Direct naar artikelinhoud
Opinie

De elite moet dienen, maar mag ook met de vuist op tafel slaan

De elite moet dienen, maar ze moet ook dingen durven zeggen die de ontevredenen niet willen horen.

Kim Putters, directeur van het Sociaal en Cultureel Planbureau (SCP)Beeld anp

Uit de jongste Top 200 van invloedrijkste Nederlanders kan worden opgemaakt dat de elite meebeweegt met de samenleving als geheel: ze wordt jonger, minder wit en vrouwelijker. Te hopen valt dat dit ook betekent dat de elite in staat is om haar dienende taak tegenover die samenleving te vervullen. Want dat is wat een elite wordt geacht te doen: het algemeen belang dienen. Eraan bijdragen dat talent wordt benut, dat de middelpuntvliedende krachten in de samenleving beheersbaar blijven en dat perspectieven voor de toekomst worden geboden. Kortom: ze moet leiding geven. Ze moet de wetgevende macht souffleren - maar ook niet meer dan dat.

Mogelijk heeft de elite zich in voorbije jaren wat te aarzelend opgesteld als reactie op het feit dat zij veel wantrouwen ontmoette in de samenleving. Sterker: de elite werd vaak aangemerkt als onderdeel van werkelijke en veronderstelde problemen. Sommige politieke partijen ontlenen ongeveer hun bestaansrecht aan de bestrijding van een elite die stelselmatig de 'gewone Nederlander' zou benadelen.

Morele plicht

In meer algemene zin is de elite, die meer gefragmenteerd is dan vroeger, niet meer de aanjager van het 'civilisatieproces' die ze ooit was in de ogen van de socioloog Norbert Elias. Ze is niet meer de drager van beschavingsidealen die leidend zijn voor de rest van de samenleving.

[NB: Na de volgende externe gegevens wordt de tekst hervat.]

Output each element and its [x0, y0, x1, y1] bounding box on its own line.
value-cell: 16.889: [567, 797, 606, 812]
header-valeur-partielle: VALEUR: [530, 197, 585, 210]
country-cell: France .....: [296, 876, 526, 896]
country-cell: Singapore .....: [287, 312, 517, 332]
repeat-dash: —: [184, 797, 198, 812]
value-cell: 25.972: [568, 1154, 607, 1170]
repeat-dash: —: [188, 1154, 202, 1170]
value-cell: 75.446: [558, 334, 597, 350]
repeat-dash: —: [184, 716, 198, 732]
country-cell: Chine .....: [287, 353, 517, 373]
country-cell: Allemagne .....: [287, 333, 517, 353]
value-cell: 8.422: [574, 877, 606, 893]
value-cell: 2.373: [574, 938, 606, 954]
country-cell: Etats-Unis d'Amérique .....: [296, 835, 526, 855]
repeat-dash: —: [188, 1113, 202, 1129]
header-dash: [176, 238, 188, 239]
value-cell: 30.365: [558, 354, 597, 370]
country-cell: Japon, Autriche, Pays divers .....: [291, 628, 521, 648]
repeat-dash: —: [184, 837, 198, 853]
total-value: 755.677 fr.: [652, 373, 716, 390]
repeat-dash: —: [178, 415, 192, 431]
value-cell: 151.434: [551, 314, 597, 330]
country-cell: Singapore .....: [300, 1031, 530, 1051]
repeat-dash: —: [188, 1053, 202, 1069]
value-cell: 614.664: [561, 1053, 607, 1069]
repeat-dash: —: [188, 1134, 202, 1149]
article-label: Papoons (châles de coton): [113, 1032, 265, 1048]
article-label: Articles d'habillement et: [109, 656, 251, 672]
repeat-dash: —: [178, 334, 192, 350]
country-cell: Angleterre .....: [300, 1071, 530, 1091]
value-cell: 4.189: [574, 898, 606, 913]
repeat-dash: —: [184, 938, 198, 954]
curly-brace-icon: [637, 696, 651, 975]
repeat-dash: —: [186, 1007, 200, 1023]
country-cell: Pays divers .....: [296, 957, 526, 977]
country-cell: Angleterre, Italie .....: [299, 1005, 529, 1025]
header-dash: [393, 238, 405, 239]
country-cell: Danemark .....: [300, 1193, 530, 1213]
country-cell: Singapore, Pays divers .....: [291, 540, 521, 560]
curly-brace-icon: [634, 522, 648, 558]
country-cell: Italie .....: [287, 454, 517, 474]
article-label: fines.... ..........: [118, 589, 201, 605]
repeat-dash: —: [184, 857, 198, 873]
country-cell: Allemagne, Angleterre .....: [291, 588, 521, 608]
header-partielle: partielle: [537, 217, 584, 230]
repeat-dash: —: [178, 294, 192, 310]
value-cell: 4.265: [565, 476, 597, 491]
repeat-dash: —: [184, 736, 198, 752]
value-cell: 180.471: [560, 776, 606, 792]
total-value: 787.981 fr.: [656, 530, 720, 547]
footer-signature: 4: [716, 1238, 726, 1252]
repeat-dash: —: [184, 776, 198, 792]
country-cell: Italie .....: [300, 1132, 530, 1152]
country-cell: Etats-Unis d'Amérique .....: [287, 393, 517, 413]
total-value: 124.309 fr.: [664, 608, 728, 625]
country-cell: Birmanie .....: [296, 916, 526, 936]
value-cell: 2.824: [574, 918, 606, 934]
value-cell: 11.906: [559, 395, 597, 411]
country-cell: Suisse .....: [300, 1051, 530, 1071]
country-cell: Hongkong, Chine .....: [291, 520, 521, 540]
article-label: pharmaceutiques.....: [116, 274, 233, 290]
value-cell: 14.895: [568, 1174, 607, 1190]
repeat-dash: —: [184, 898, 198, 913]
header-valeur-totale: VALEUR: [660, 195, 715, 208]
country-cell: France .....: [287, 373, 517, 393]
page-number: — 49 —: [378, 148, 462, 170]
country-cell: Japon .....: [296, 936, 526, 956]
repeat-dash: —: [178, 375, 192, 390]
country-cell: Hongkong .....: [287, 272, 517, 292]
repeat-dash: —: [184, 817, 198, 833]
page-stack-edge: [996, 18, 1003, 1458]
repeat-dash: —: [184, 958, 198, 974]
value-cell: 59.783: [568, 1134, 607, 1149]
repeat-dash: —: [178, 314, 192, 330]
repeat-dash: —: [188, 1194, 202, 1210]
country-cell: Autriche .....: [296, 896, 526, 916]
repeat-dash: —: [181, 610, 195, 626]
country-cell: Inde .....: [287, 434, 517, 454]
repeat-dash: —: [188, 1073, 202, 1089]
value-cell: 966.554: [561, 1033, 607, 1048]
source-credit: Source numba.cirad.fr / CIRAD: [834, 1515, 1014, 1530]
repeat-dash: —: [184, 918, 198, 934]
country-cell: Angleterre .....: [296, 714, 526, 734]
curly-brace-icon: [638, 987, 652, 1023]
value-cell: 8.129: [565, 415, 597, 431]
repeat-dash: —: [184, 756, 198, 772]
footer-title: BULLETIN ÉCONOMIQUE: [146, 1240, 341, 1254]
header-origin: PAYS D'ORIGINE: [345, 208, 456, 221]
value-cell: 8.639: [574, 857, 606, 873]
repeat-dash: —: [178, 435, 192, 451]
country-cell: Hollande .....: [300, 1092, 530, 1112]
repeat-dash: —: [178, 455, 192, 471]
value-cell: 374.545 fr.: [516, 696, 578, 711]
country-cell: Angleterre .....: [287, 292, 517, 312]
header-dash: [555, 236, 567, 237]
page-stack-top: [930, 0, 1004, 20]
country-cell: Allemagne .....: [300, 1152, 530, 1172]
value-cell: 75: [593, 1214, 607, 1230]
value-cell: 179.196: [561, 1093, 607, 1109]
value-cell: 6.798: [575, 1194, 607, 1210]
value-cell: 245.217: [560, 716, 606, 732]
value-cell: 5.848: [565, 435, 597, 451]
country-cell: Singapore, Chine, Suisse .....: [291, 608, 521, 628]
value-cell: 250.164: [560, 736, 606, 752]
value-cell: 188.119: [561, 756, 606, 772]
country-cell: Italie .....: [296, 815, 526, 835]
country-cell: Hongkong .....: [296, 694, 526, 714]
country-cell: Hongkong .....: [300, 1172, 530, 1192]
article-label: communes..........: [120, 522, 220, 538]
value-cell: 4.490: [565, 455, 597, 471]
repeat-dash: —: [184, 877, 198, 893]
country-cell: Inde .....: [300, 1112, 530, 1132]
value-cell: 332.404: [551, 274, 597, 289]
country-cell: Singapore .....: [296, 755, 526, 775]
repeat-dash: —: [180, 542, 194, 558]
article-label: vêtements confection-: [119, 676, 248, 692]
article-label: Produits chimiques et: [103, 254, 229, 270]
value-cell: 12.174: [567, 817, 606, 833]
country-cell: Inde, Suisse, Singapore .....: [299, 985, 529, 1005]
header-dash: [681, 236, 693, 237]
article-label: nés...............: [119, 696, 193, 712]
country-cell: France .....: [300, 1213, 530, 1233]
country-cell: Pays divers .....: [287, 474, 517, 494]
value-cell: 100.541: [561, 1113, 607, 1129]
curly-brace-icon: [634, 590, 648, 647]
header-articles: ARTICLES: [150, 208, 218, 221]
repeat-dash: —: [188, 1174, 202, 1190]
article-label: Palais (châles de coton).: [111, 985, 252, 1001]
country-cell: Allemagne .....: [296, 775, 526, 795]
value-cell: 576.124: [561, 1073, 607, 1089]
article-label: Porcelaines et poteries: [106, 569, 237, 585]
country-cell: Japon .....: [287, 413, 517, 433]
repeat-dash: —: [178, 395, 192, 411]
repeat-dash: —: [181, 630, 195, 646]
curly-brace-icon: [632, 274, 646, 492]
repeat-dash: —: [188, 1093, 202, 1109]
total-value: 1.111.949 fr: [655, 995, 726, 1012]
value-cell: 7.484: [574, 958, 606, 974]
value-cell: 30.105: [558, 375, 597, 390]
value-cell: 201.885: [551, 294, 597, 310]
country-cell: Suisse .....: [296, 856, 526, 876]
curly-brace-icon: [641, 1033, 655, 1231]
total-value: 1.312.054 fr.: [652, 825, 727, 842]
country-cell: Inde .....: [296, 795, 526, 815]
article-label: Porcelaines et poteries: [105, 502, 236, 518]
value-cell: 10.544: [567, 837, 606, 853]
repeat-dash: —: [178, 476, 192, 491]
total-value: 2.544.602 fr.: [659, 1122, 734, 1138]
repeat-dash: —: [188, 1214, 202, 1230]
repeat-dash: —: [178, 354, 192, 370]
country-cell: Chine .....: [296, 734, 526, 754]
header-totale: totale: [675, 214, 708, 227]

Dit ontslaat de hedendaagse elite echter niet van de morele plicht om de cohesie van de samenleving te bevorderen, zoals SCP-directeur Kim Putters - nummer 7 in de Top 200 van invloedrijke Nederlanders - zaterdag in een interview met de Volkskrant opmerkte. Want hoe onwillig veel Nederlanders ook schijnen om leiding te aanvaarden van welke elite dan ook, ze zijn, getuige het vorige week verschenen SCP-rapport De sociale staat van Nederland, ook begaan met de samenleving.

De elite moet niet aarzelen om daaraan te appelleren. Met verhalen over de verworvenheden van de Nederlandse samenleving en met wenkende perspectieven voor de toekomst. En ze moet ook dingen vertellen die de ontevredenen misschien niet willen horen. Desnoods met de vuist op tafel. Daar is ze elite voor.